Oh yes. I really hope this period of confinement has highlighted the need for careful, site specific architecture for everyone. Space standards, daylighting, thresholds and spaces between building have been thrown into sharp focus at the moment. Particularly with our unpredictable Scottish weather conditions. And the gap between those that have quality living environments in their neighbourhoods and those that don’t has never been clearer. We need homes that capture the light, provide space and flexibility for all types of activity to take place, bay windows to lean out of, doorways within which to shelter and gardens to enjoy. And collectively we need more local parks we can safely walk to; arcades we can shop under and accessible public buildings within which we can gather. Plus –we also need to campaign and fight for public toilets!
Lockdown as alerted many of us to consider more carefully about what is ‘near to hand’ or ‘under-foot’. Is there anything in particular that has surprised you?
Absolutely. We are all acutely aware of what we have, or don’t have, on our doorsteps at the moment. The one thing that’s surprised me is how strongly I feel about cars dominating space – everywhere. I keep looking out our window or walking to the shops and imagining our neighbourhood with no coveted, metal boxes sitting everywhere. I think generations to come will look back at this and consider it ridiculous.
What’s your favourite building in the world, in Scotland?
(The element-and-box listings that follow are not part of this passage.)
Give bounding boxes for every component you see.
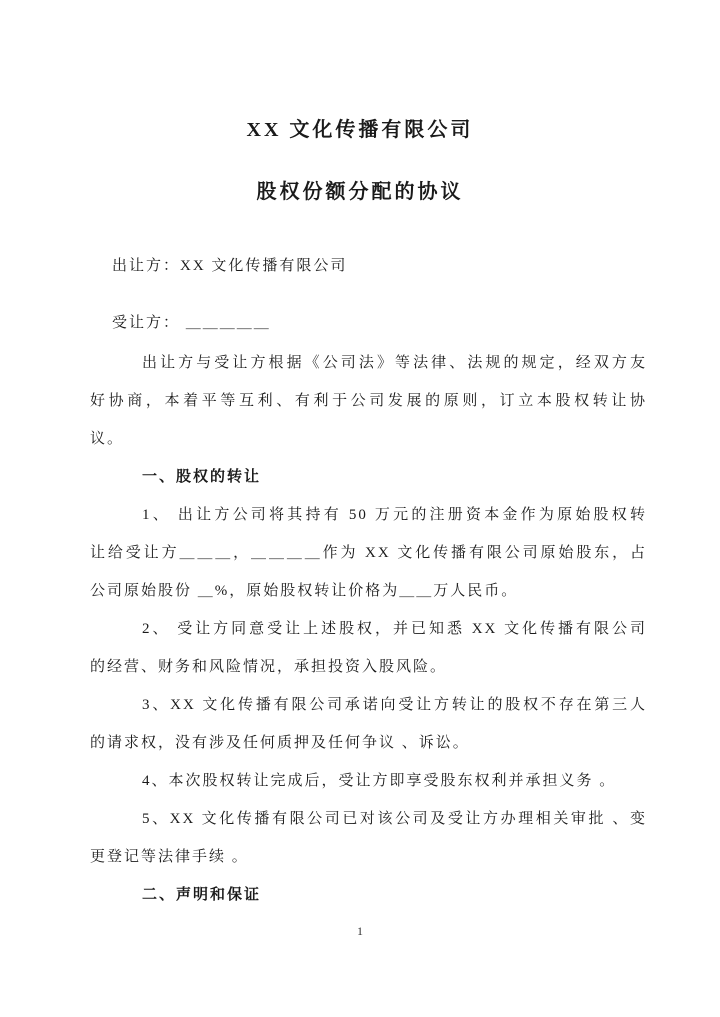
transferor-line: 出让方：XX 文化传播有限公司	[90, 247, 647, 285]
section-1-heading: 一、股权的转让	[90, 458, 647, 496]
clause-3-line-1: 3、XX 文化传播有限公司承诺向受让方转让的股权不存在第三人	[90, 686, 647, 724]
document-body: 出让方：XX 文化传播有限公司 受让方： ＿＿＿＿＿ 出让方与受让方根据《公司法…	[90, 247, 647, 914]
intro-line-2: 好协商，本着平等互利、有利于公司发展的原则，订立本股权转让协	[90, 382, 647, 420]
document-page: XX 文化传播有限公司 股权份额分配的协议 出让方：XX 文化传播有限公司 受让…	[0, 0, 720, 1017]
clause-2-line-1: 2、 受让方同意受让上述股权，并已知悉 XX 文化传播有限公司	[90, 610, 647, 648]
clause-4-line-1: 4、本次股权转让完成后，受让方即享受股东权利并承担义务 。	[90, 762, 647, 800]
intro-line-3: 议。	[90, 420, 647, 458]
section-2-heading: 二、声明和保证	[90, 876, 647, 914]
clause-1-line-3: 公司原始股份 ＿%，原始股权转让价格为＿＿万人民币。	[90, 572, 647, 610]
intro-line-1: 出让方与受让方根据《公司法》等法律、法规的规定，经双方友	[90, 344, 647, 382]
page-number: 1	[0, 923, 720, 939]
clause-1-line-1: 1、 出让方公司将其持有 50 万元的注册资本金作为原始股权转	[90, 496, 647, 534]
transferee-line: 受让方： ＿＿＿＿＿	[90, 304, 647, 342]
clause-2-line-2: 的经营、财务和风险情况，承担投资入股风险。	[90, 648, 647, 686]
document-title: XX 文化传播有限公司	[0, 0, 720, 142]
clause-5-line-2: 更登记等法律手续 。	[90, 838, 647, 876]
clause-5-line-1: 5、XX 文化传播有限公司已对该公司及受让方办理相关审批 、变	[90, 800, 647, 838]
clause-1-line-2: 让给受让方＿＿＿，＿＿＿＿作为 XX 文化传播有限公司原始股东，占	[90, 534, 647, 572]
document-subtitle: 股权份额分配的协议	[0, 180, 720, 204]
clause-3-line-2: 的请求权，没有涉及任何质押及任何争议 、诉讼。	[90, 724, 647, 762]
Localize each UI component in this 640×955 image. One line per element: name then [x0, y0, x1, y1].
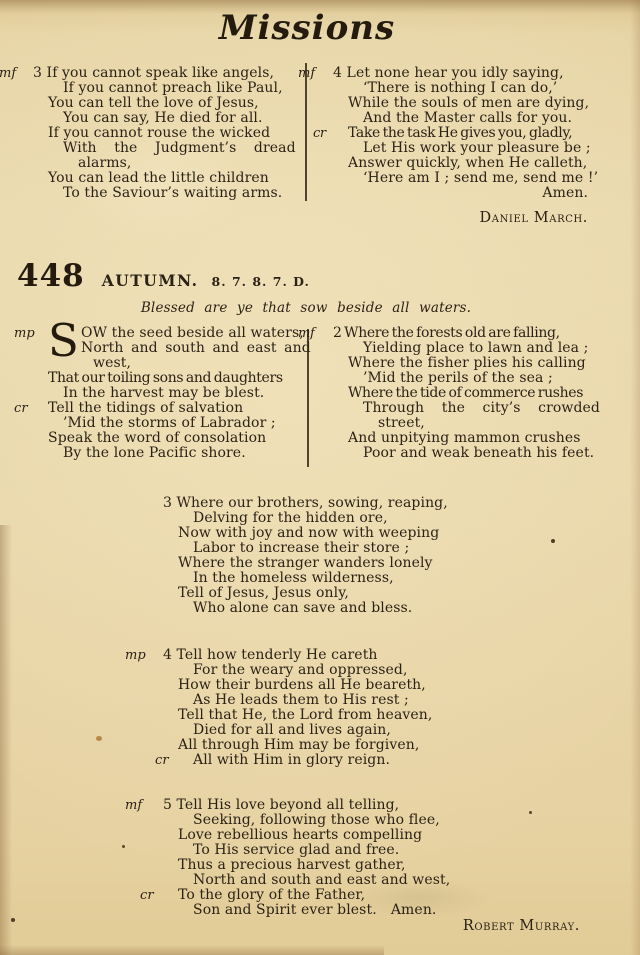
dynamic-marker: cr: [14, 401, 28, 416]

That’s a hard question! I don’t have one favourite building – but there are many that have stayed with me and influenced my thinking. We’ve been making regular trips to Finland with our family in recent years. We’ve visited – and returned to – a host of buildings by Alvar Aalto’s studio and those have made a huge impression. Most notably Sayntsalo Town Hall with its rich spatial arrangement and gorgeous application of materials. In the process I’ve learned more about Aino Aalto and her work and influence in the studio (which I didn’t learn at Architecture School). Also, when I visited the Alhambra in Granada about 10 years ago, I marvelled at its detail, history and integration with the landscape. At the time I remember being sorry not to have been educated about it – and Moorish architecture – as a younger person. Since then I’ve been trying to open myself up to projects and architecture from around the world.
Where would you head to if you could?
I’d head up to the back shore in Findhorn, Morayshire. It’s a coastal village in the north east of Scotland where my parents live and where I went to school as a teenager. I don’t think I appreciated how special it was until I had left. Although I’m an adopted Glaswegian I still hanker to get back there, see my family, walk the lanes and think on the beach.
Favourite book or food? How do you relax?
I find it quite hard to relax as there are always so many things to do. I enjoy getting ‘lost’ in making something – but I’m finding that hard to focus on any one thing at the moment. I’m fortunate to live with my partner and daughter who both love to laugh, cook and talk. I think I’m at my most relaxed when we all get the chance take time over a meal and debate the world in the company of close friends and family.